Dessa vez não é sobre amor.

É sobre dor.

Eu me sinto muito sozinha, como se ninguém que está ao meu redor se importasse comigo, sei que dois entre dez se importam. Sempre fui invisível e venho aceitando isso, sou facilmente esquecida e substituída.

Ninguém que está ao meu redor sabe o quão complexa sou. Pareço ser brisa leve, enquanto isso sou temporal. Pareço ser sempre feliz, otimista e radiante, enquanto escondo a tristeza, me forço a pensar positivo para ajudar aos outros que estão próximos e faço piada para esquecer tudo o que há de errado.

Nem meus pais me conhecem, acham que ainda sou a mesma menina de um ano atrás, já mudei milhares de vezes só de ontem para hoje.

Eu não sei mais o que fazer perdida nesse emaranhado de fios soltos que sou.

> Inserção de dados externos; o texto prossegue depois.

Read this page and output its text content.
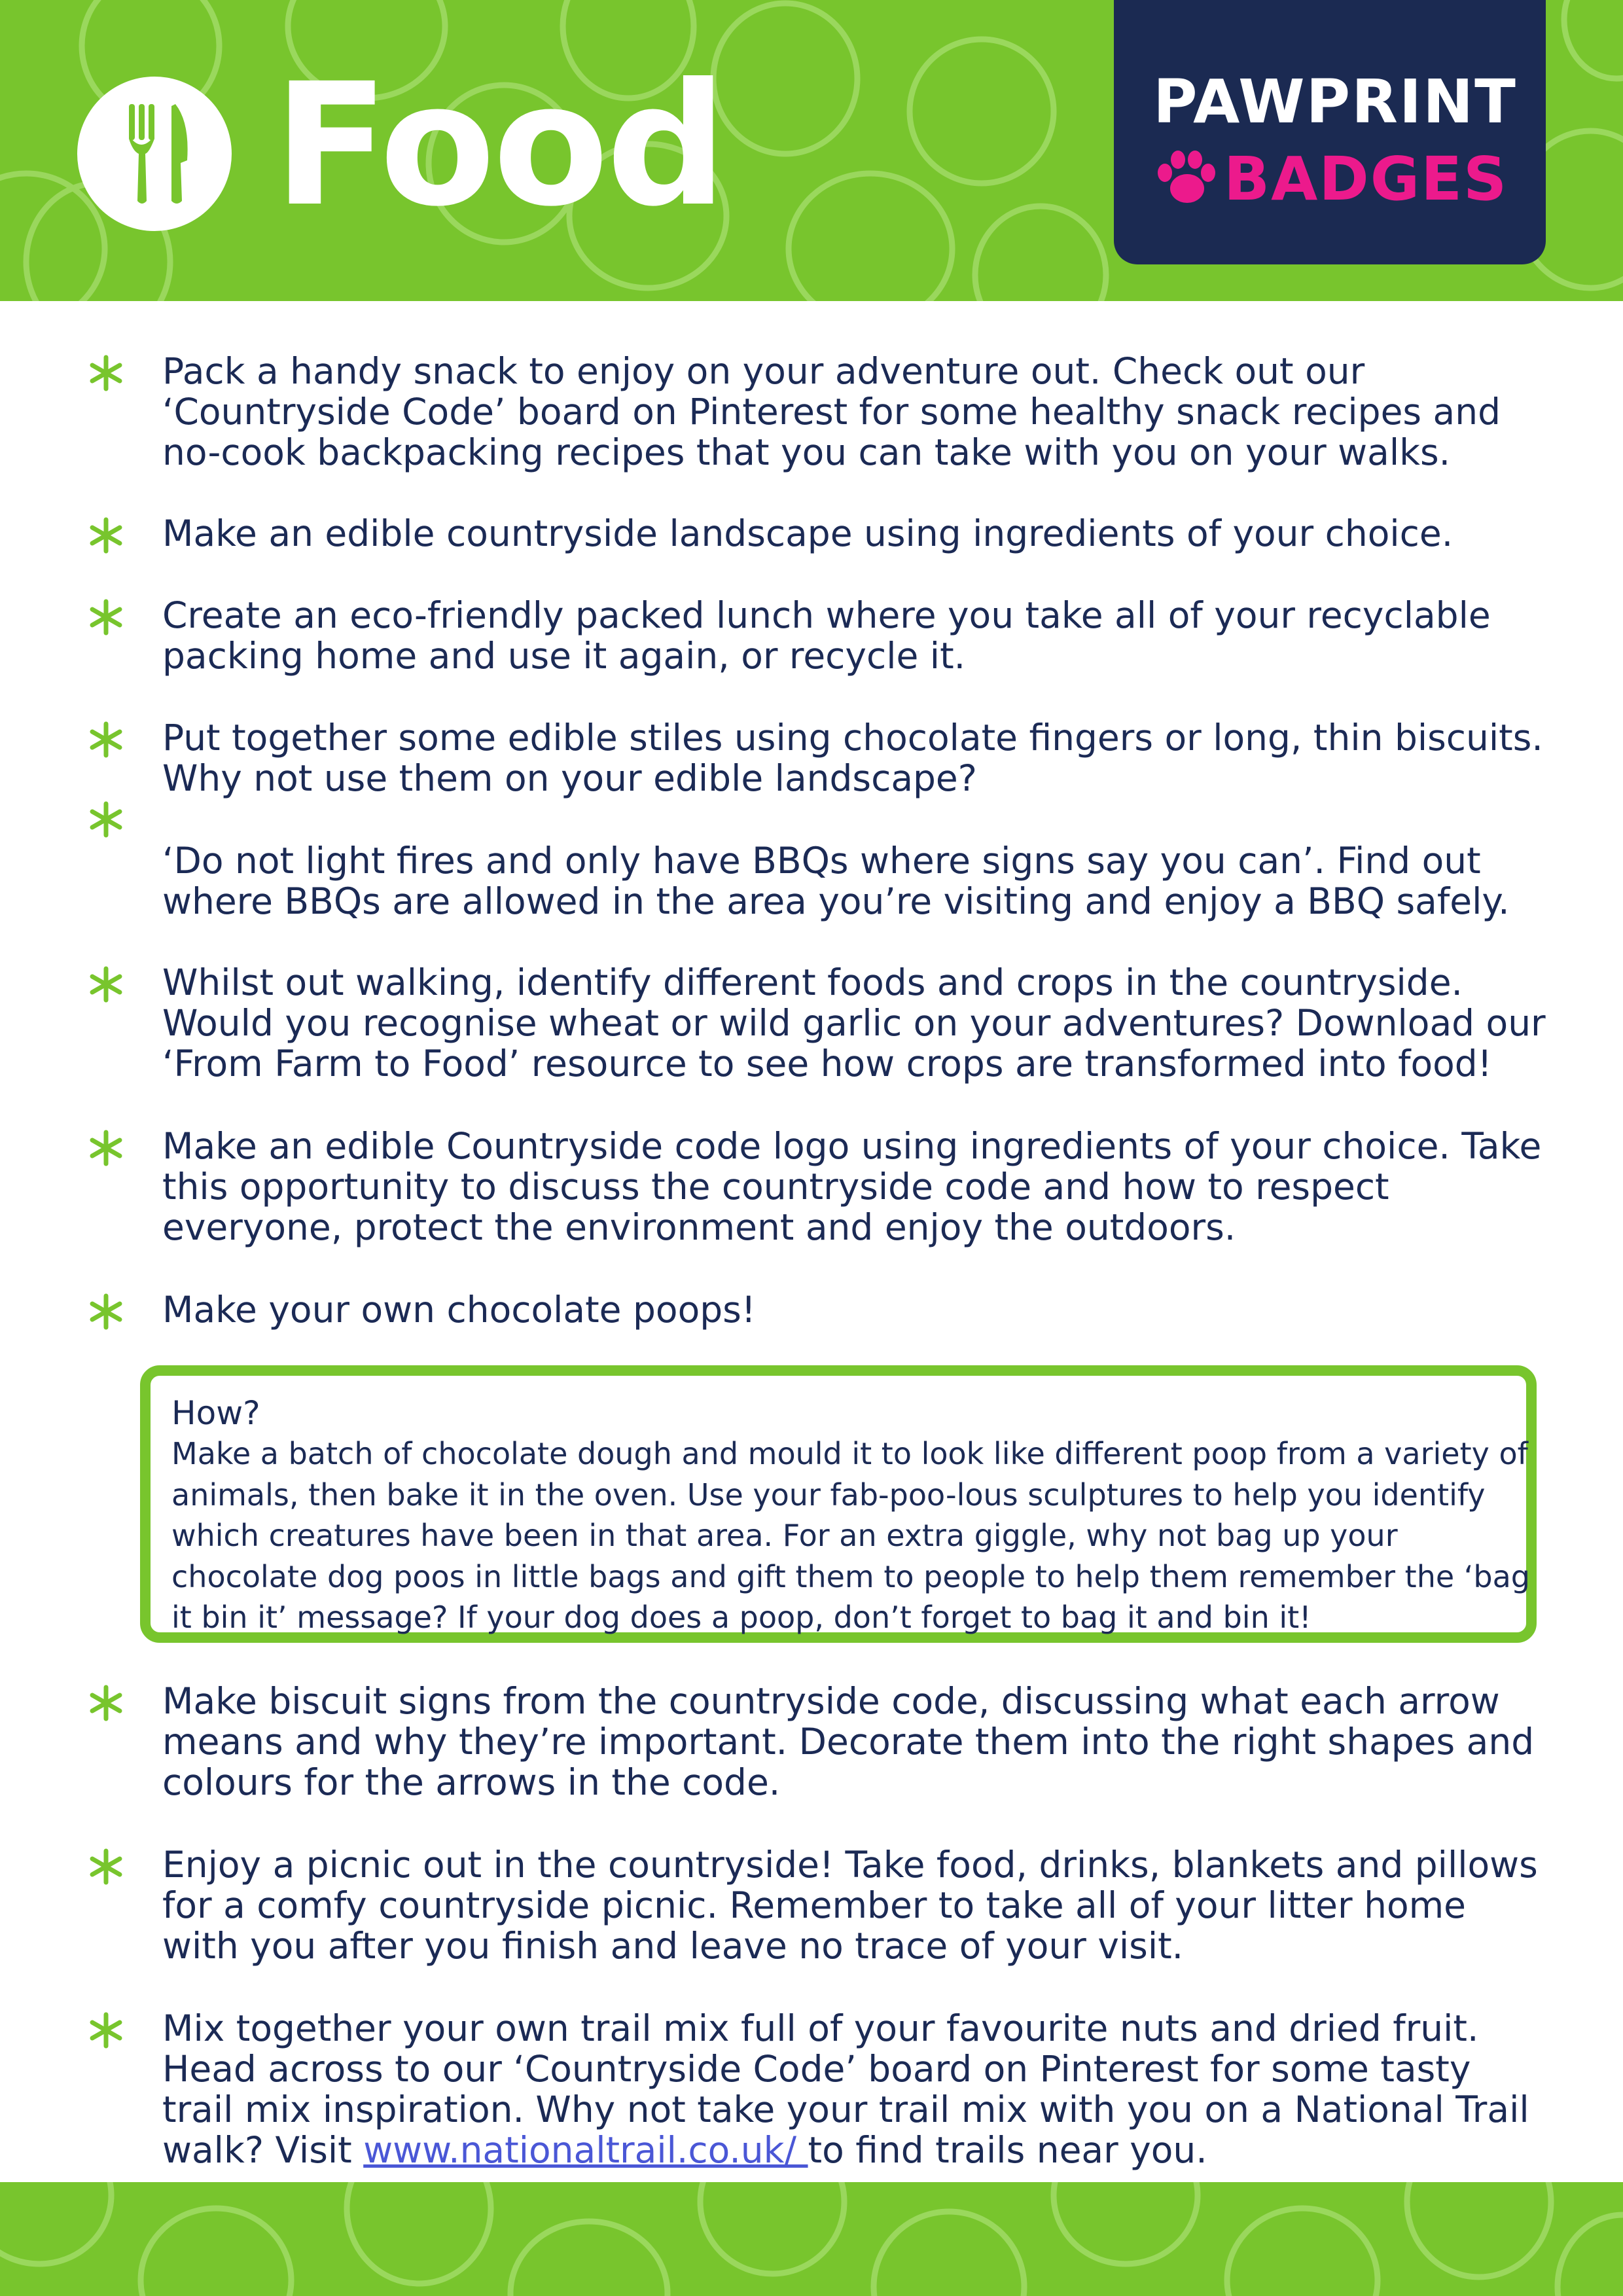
Food	PAWPRINT
BADGES
Pack a handy snack to enjoy on your adventure out. Check out our ‘Countryside Code’ board on Pinterest for some healthy snack recipes and no-cook backpacking recipes that you can take with you on your walks.
Make an edible countryside landscape using ingredients of your choice.
Create an eco-friendly packed lunch where you take all of your recyclable packing home and use it again, or recycle it.
Put together some edible stiles using chocolate fingers or long, thin biscuits. Why not use them on your edible landscape?
‘Do not light fires and only have BBQs where signs say you can’. Find out where BBQs are allowed in the area you’re visiting and enjoy a BBQ safely.
Whilst out walking, identify different foods and crops in the countryside. Would you recognise wheat or wild garlic on your adventures? Download our ‘From Farm to Food’ resource to see how crops are transformed into food!
Make an edible Countryside code logo using ingredients of your choice. Take this opportunity to discuss the countryside code and how to respect everyone, protect the environment and enjoy the outdoors.
Make your own chocolate poops!
How?
Make a batch of chocolate dough and mould it to look like different poop from a variety of animals, then bake it in the oven. Use your fab-poo-lous sculptures to help you identify which creatures have been in that area. For an extra giggle, why not bag up your chocolate dog poos in little bags and gift them to people to help them remember the ‘bag it bin it’ message? If your dog does a poop, don’t forget to bag it and bin it!
Make biscuit signs from the countryside code, discussing what each arrow means and why they’re important. Decorate them into the right shapes and colours for the arrows in the code.
Enjoy a picnic out in the countryside! Take food, drinks, blankets and pillows for a comfy countryside picnic. Remember to take all of your litter home with you after you finish and leave no trace of your visit.
Mix together your own trail mix full of your favourite nuts and dried fruit. Head across to our ‘Countryside Code’ board on Pinterest for some tasty trail mix inspiration. Why not take your trail mix with you on a National Trail walk? Visit www.nationaltrail.co.uk/ to find trails near you.
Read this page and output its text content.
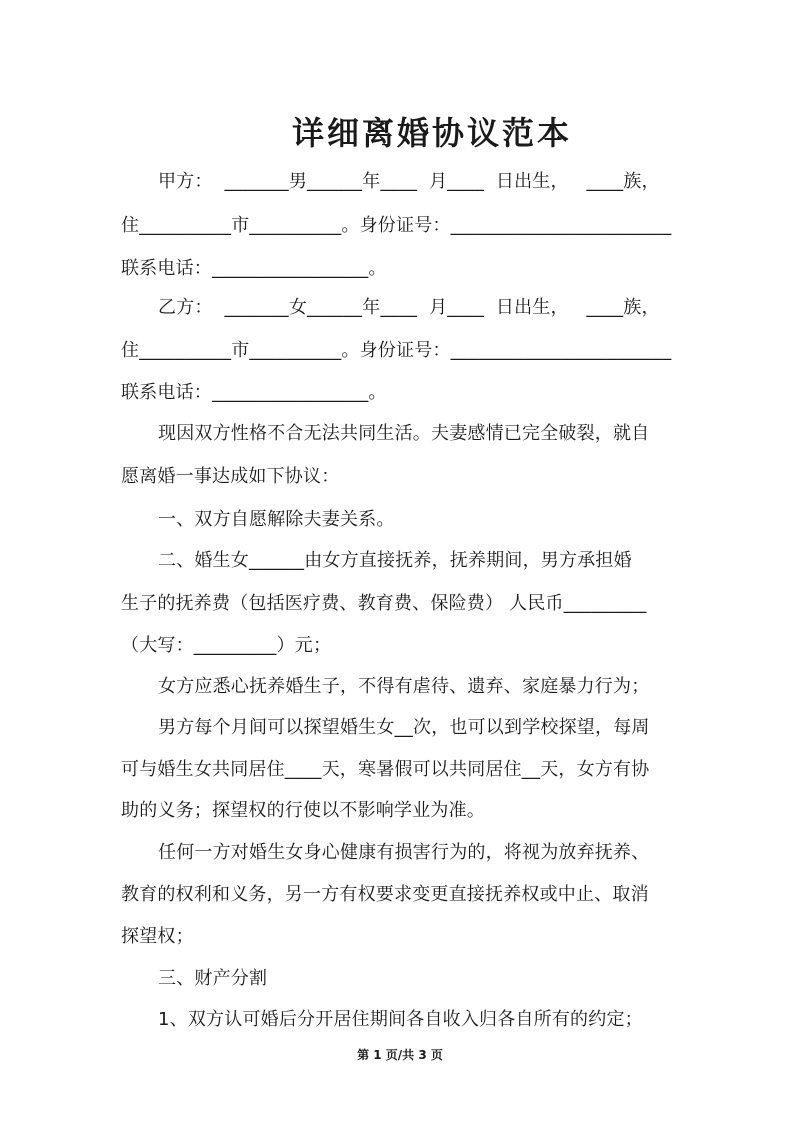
详细离婚协议范本
甲方：  _______男______年____  月____  日出生，   ____族，
住__________市__________。身份证号：________________________
联系电话：_________________。
乙方：  _______女______年____  月____  日出生，   ____族，
住__________市__________。身份证号：________________________
联系电话：_________________。
现因双方性格不合无法共同生活。夫妻感情已完全破裂，就自
愿离婚一事达成如下协议：
一、双方自愿解除夫妻关系。
二、婚生女______由女方直接抚养，抚养期间，男方承担婚
生子的抚养费（包括医疗费、教育费、保险费） 人民币_________
（大写：_________）元；
女方应悉心抚养婚生子，不得有虐待、遗弃、家庭暴力行为；
男方每个月间可以探望婚生女__次，也可以到学校探望，每周
可与婚生女共同居住____天，寒暑假可以共同居住__天，女方有协
助的义务；探望权的行使以不影响学业为准。
任何一方对婚生女身心健康有损害行为的，将视为放弃抚养、
教育的权利和义务，另一方有权要求变更直接抚养权或中止、取消
探望权；
三、财产分割
1、双方认可婚后分开居住期间各自收入归各自所有的约定；
第 1 页/共 3 页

Busco ser compreendida, quero alguém que o faça sem sentir obrigação.

Tenho sentido na pele e na alma o que é a solidão sem estar sozinho, estou rodeada por um grupo de amigos-colegas que não me conhece, sou solitária entre eles. Os mesmos, só me leem quando escrevo no papel um simples texto ou a tentativa de uma poesia, não sabem ler meus olhos, expressões e gestos. Estou solitária.

Sobre o amor, que jamais deixarei de falar, nem que seja indiretamente; sempre que o encontro, perco, deixo ir, ninguém que eu amo entende a complexidade que há no meu ser, ninguém nunca sabe lidar com isso, logo vão embora e deixam mais um vazio.

Estou tentando através de palavras mostrar o que há em mim, falo, escrevo, grito; e nada sai, ninguém irá compreender assim, minhas palavras são manchadas com lágrimas no papel e minha fala e meu grito estão sendo abafados pelo medo que há na minha alma.

Eu necessito de ajuda e de alguém que me entenda e queira entender. Estou solitária.